WASHINGTON (Reuters) - Samuel “Sandy” Berger, a U.S. national security adviser to President Bill Clinton whose reputation was later marred by his theft of classified documents after leaving office, died early on Wednesday.
Berger, who was 70, had been suffering from cancer, according to a statement from Albright Stonebridge Group, the consulting firm where he worked.
“Sandy was a consummate national security adviser because he embraced our common humanity and advanced our national interests,” Clinton said in a statement.
“He was a terrific public servant and a world class human being. We will miss him,” he said.

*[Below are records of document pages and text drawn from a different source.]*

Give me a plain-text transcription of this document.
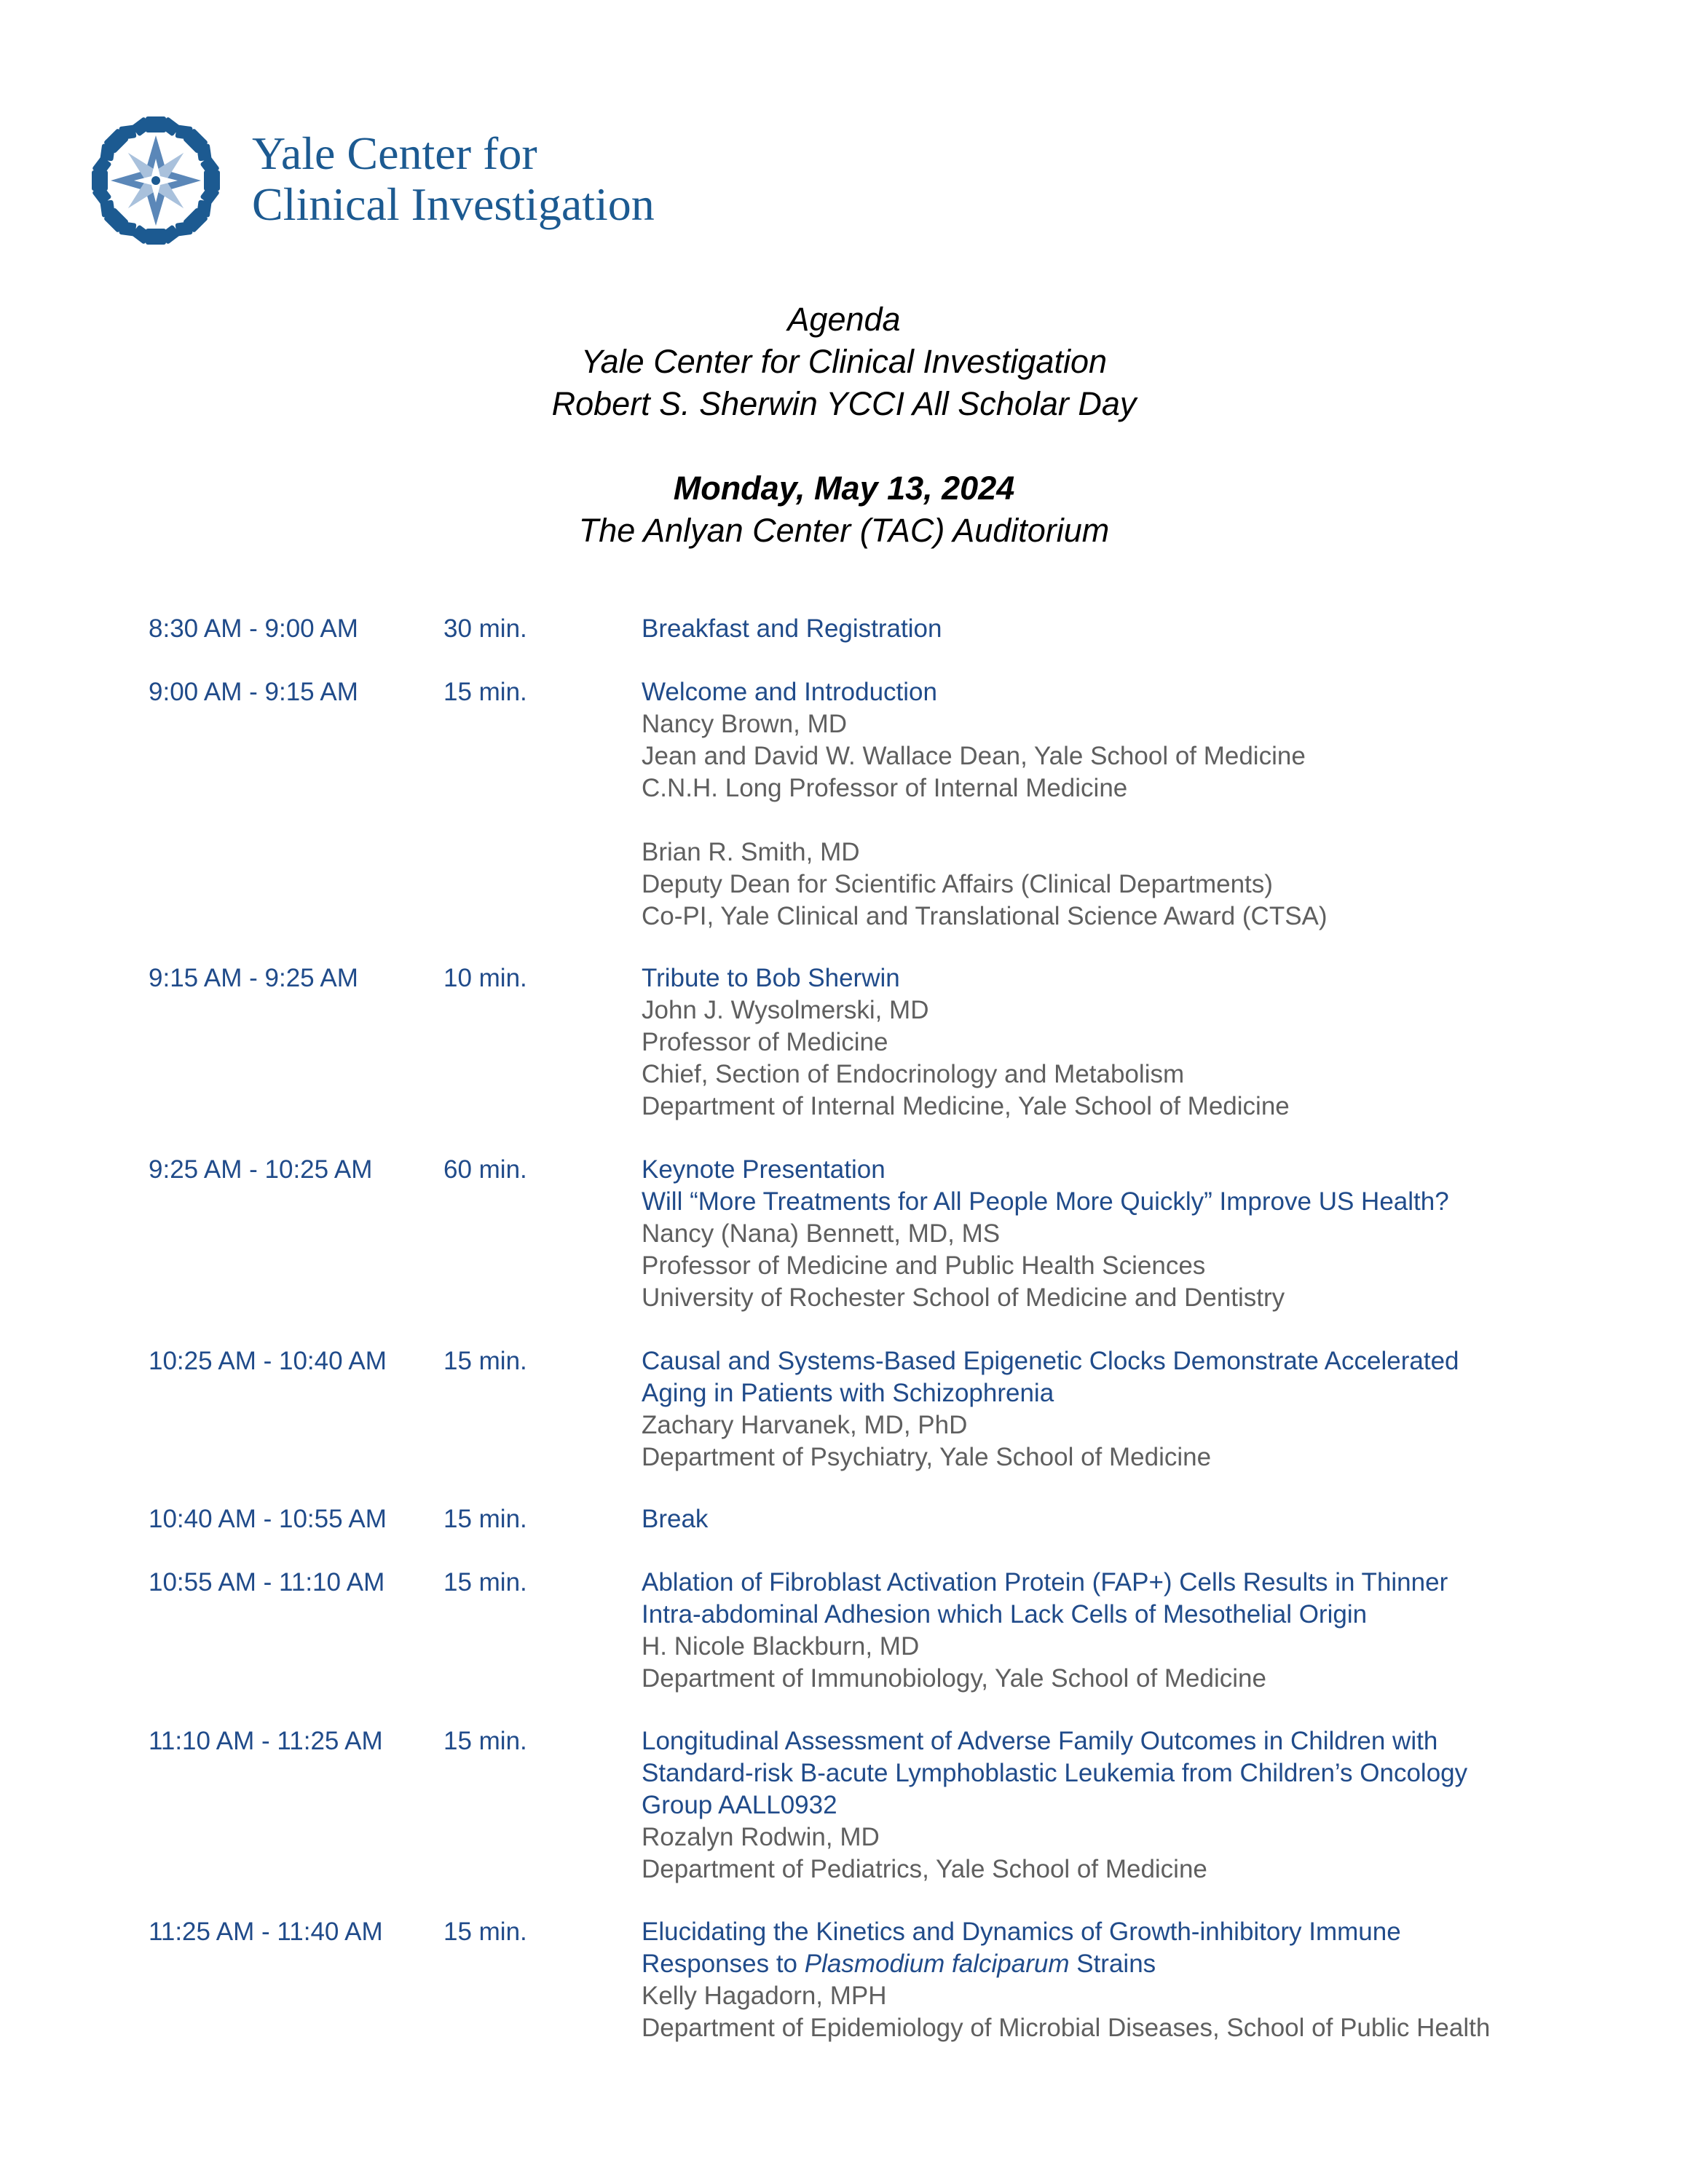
Yale Center for
Clinical Investigation
Agenda
Yale Center for Clinical Investigation
Robert S. Sherwin YCCI All Scholar Day
Monday, May 13, 2024
The Anlyan Center (TAC) Auditorium
8:30 AM - 9:00 AM	30 min.	Breakfast and Registration
9:00 AM - 9:15 AM	15 min.	Welcome and Introduction
Nancy Brown, MD
Jean and David W. Wallace Dean, Yale School of Medicine
C.N.H. Long Professor of Internal Medicine
Brian R. Smith, MD
Deputy Dean for Scientific Affairs (Clinical Departments)
Co-PI, Yale Clinical and Translational Science Award (CTSA)
9:15 AM - 9:25 AM	10 min.	Tribute to Bob Sherwin
John J. Wysolmerski, MD
Professor of Medicine
Chief, Section of Endocrinology and Metabolism
Department of Internal Medicine, Yale School of Medicine
9:25 AM - 10:25 AM	60 min.	Keynote Presentation
Will “More Treatments for All People More Quickly” Improve US Health?
Nancy (Nana) Bennett, MD, MS
Professor of Medicine and Public Health Sciences
University of Rochester School of Medicine and Dentistry
10:25 AM - 10:40 AM 15 min.	Causal and Systems-Based Epigenetic Clocks Demonstrate Accelerated
Aging in Patients with Schizophrenia
Zachary Harvanek, MD, PhD
Department of Psychiatry, Yale School of Medicine
10:40 AM - 10:55 AM 15 min.	Break
10:55 AM - 11:10 AM 15 min.	Ablation of Fibroblast Activation Protein (FAP+) Cells Results in Thinner
Intra-abdominal Adhesion which Lack Cells of Mesothelial Origin
H. Nicole Blackburn, MD
Department of Immunobiology, Yale School of Medicine
11:10 AM - 11:25 AM 15 min.	Longitudinal Assessment of Adverse Family Outcomes in Children with
Standard-risk B-acute Lymphoblastic Leukemia from Children’s Oncology
Group AALL0932
Rozalyn Rodwin, MD
Department of Pediatrics, Yale School of Medicine
11:25 AM - 11:40 AM 15 min.	Elucidating the Kinetics and Dynamics of Growth-inhibitory Immune
Responses to Plasmodium falciparum Strains
Kelly Hagadorn, MPH
Department of Epidemiology of Microbial Diseases, School of Public Health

Berger was heavily involved in U.S. relations with China, as well as advising Clinton on the NATO bombing campaign in Yugoslavia in 1999, the 1996 attacks at Khobar Towers in Saudi Arabia that killed 19 Americans and the U.S. Embassy bombings Kenya and Tanzania in 1998.
In the closing months of Clinton’s term, Berger was a prominent player at the 2000 Camp David summit in which Clinton tried unsuccessfully to advance the Middle East peace process.

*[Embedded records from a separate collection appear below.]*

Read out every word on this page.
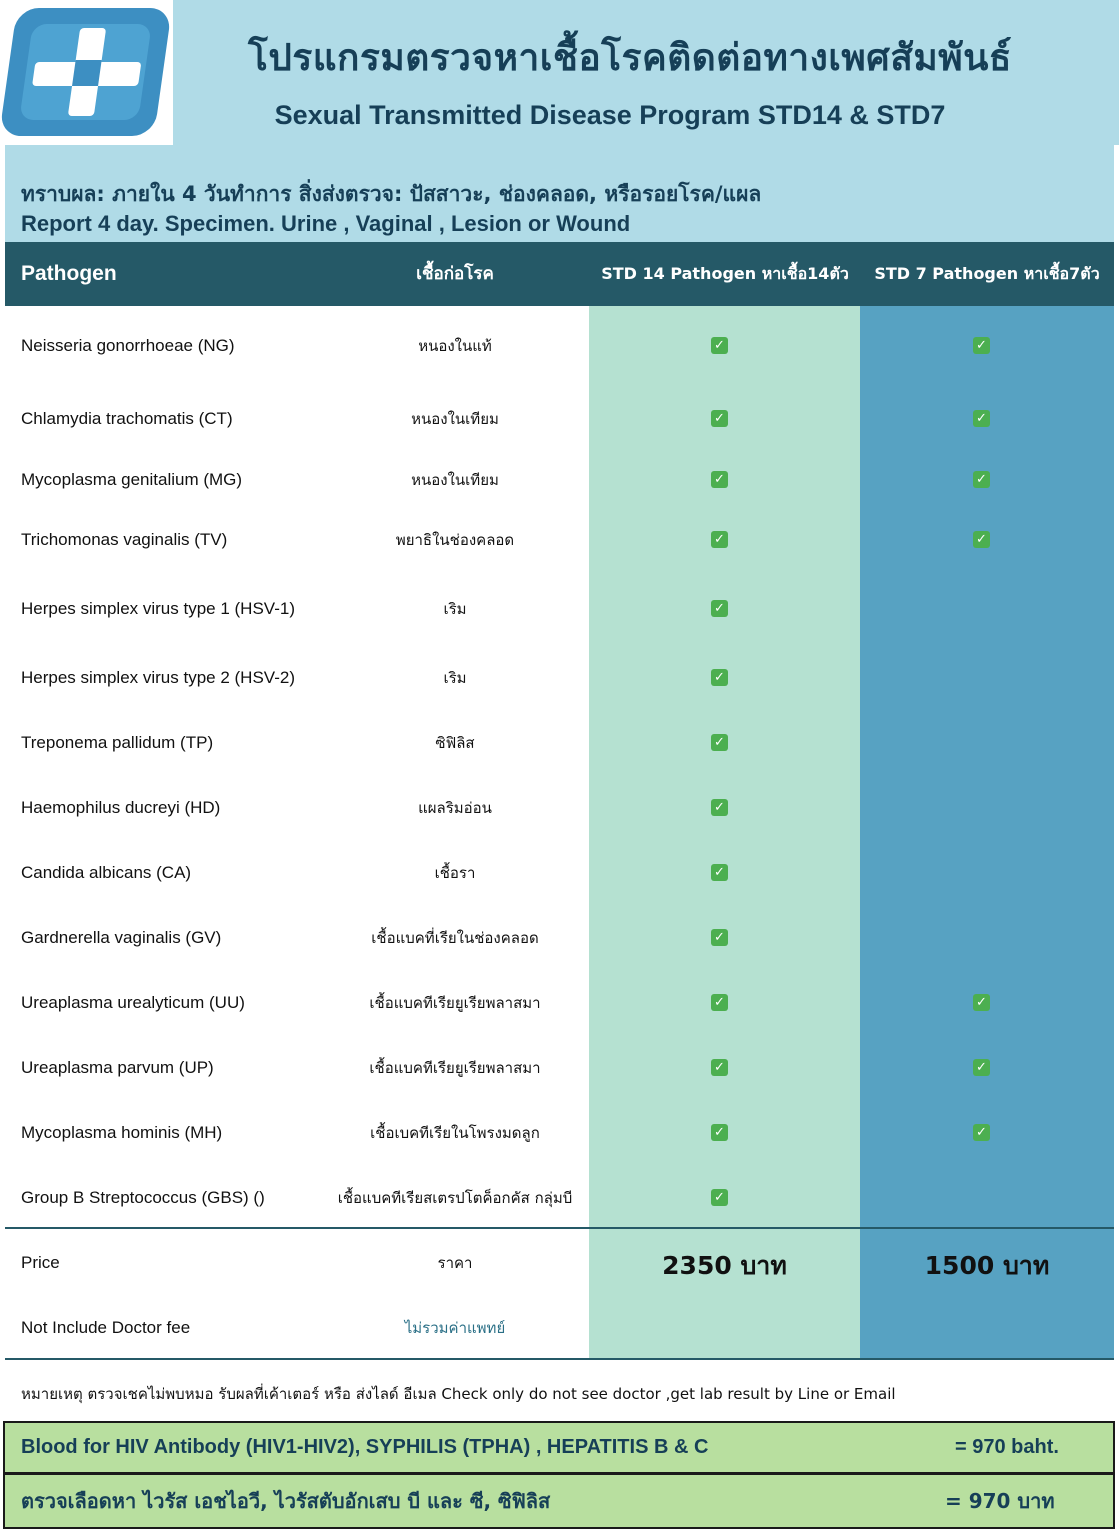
โปรแกรมตรวจหาเชื้อโรคติดต่อทางเพศสัมพันธ์
Sexual Transmitted Disease Program STD14 & STD7
ทราบผล: ภายใน 4 วันทำการ สิ่งส่งตรวจ: ปัสสาวะ, ช่องคลอด, หรือรอยโรค/แผล
Report 4 day. Specimen. Urine , Vaginal , Lesion or Wound
Pathogen	เชื้อก่อโรค	STD 14 Pathogen หาเชื้อ14ตัว	STD 7 Pathogen หาเชื้อ7ตัว
Neisseria gonorrhoeae (NG)	หนองในแท้	✓	✓
Chlamydia trachomatis (CT)	หนองในเทียม	✓	✓
Mycoplasma genitalium (MG)	หนองในเทียม	✓	✓
Trichomonas vaginalis (TV)	พยาธิในช่องคลอด	✓	✓
Herpes simplex virus type 1 (HSV-1)	เริม	✓
Herpes simplex virus type 2 (HSV-2)	เริม	✓
Treponema pallidum (TP)	ซิฟิลิส	✓
Haemophilus ducreyi (HD)	แผลริมอ่อน	✓
Candida albicans (CA)	เชื้อรา	✓
Gardnerella vaginalis (GV)	เชื้อแบคที่เรียในช่องคลอด	✓
Ureaplasma urealyticum (UU)	เชื้อแบคทีเรียยูเรียพลาสมา	✓	✓
Ureaplasma parvum (UP)	เชื้อแบคทีเรียยูเรียพลาสมา	✓	✓
Mycoplasma hominis (MH)	เชื้อเบคทีเรียในโพรงมดลูก	✓	✓
Group B Streptococcus (GBS) ()	เชื้อแบคทีเรียสเตรปโตค็อกคัส กลุ่มบี	✓
Price	ราคา	2350 บาท	1500 บาท
Not Include Doctor fee	ไม่รวมค่าแพทย์
หมายเหตุ ตรวจเชคไม่พบหมอ รับผลที่เค้าเตอร์ หรือ ส่งไลด์ อีเมล Check only do not see doctor ,get lab result by Line or Email
Blood for HIV Antibody (HIV1-HIV2), SYPHILIS (TPHA) , HEPATITIS B & C	= 970 baht.
ตรวจเลือดหา ไวรัส เอชไอวี, ไวรัสตับอักเสบ บี และ ซี, ซิฟิลิส	= 970 บาท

Those accomplishments were overshadowed in July 2004, when the Justice Department revealed it was investigating whether Berger had removed classified documents and notes from the National Archives several months before his testimony to the commission investigating the Sept. 11, 2001, attacks on the United States.
At first, Berger at first said removing the documents in his attaché case and pants and jacket pockets was accidental, but later admitted he had done it deliberately. One Archives employee said Berger stuffed the papers down his pant legs.
Berger pleaded guilty to a misdemeanor, and was fined more than $50,000 and given 100 hours of community service and probation. He also lost his security clearance.
Republicans were outraged, saying Berger was trying to destroy incriminating evidence. But the Justice Department said he only took copies to cut up and no original material was lost.
Still, Berger was forced to resign as a foreign policy consultant to Democratic presidential nominee John Kerry.
Berger also had controversies during his days at the White House. A number of Republicans called for his resignation when it was learned that he was aware in 1996 that China was trying to get designs of U.S. nuclear warheads, but did not tell Clinton for more than a year.
In November 1997, Berger paid $23,000 to settle a conflict of interest charge over stock holdings. He had been told by the White House three years earlier to sell his stock of Amoco Corp but he did not, saying he forgot. The Justice Department found no intent to break the law.
Berger was described by colleagues as a quick decision-maker with a tight focus who worked well in a small group where fostering consensus and drawing out opinions was at a premium.
President Barack Obama released a statement saying he had benefited from Berger’s advice.
“Today, his legacy can be seen in a peaceful Balkans, our strong alliance with Japan, our deeper relationships with India and China,” Obama said.
Secretary of State Kerry said in a statement: “He was a serious man, but also easygoing, with a dry wit, a ready laugh, a bone-crushing handshake, and the ability to offer thoughtful guidance on almost any subject under the sun.”
Clinton and Berger met while working on the failed Democratic presidential campaign of George McGovern in 1972.
Born in Sharon, Connecticut, on Oct. 28, 1945, Berger attended Cornell University and Harvard Law School. He worked for members of Congress and served as a U.S. State Department deputy director from 1977 to 1980.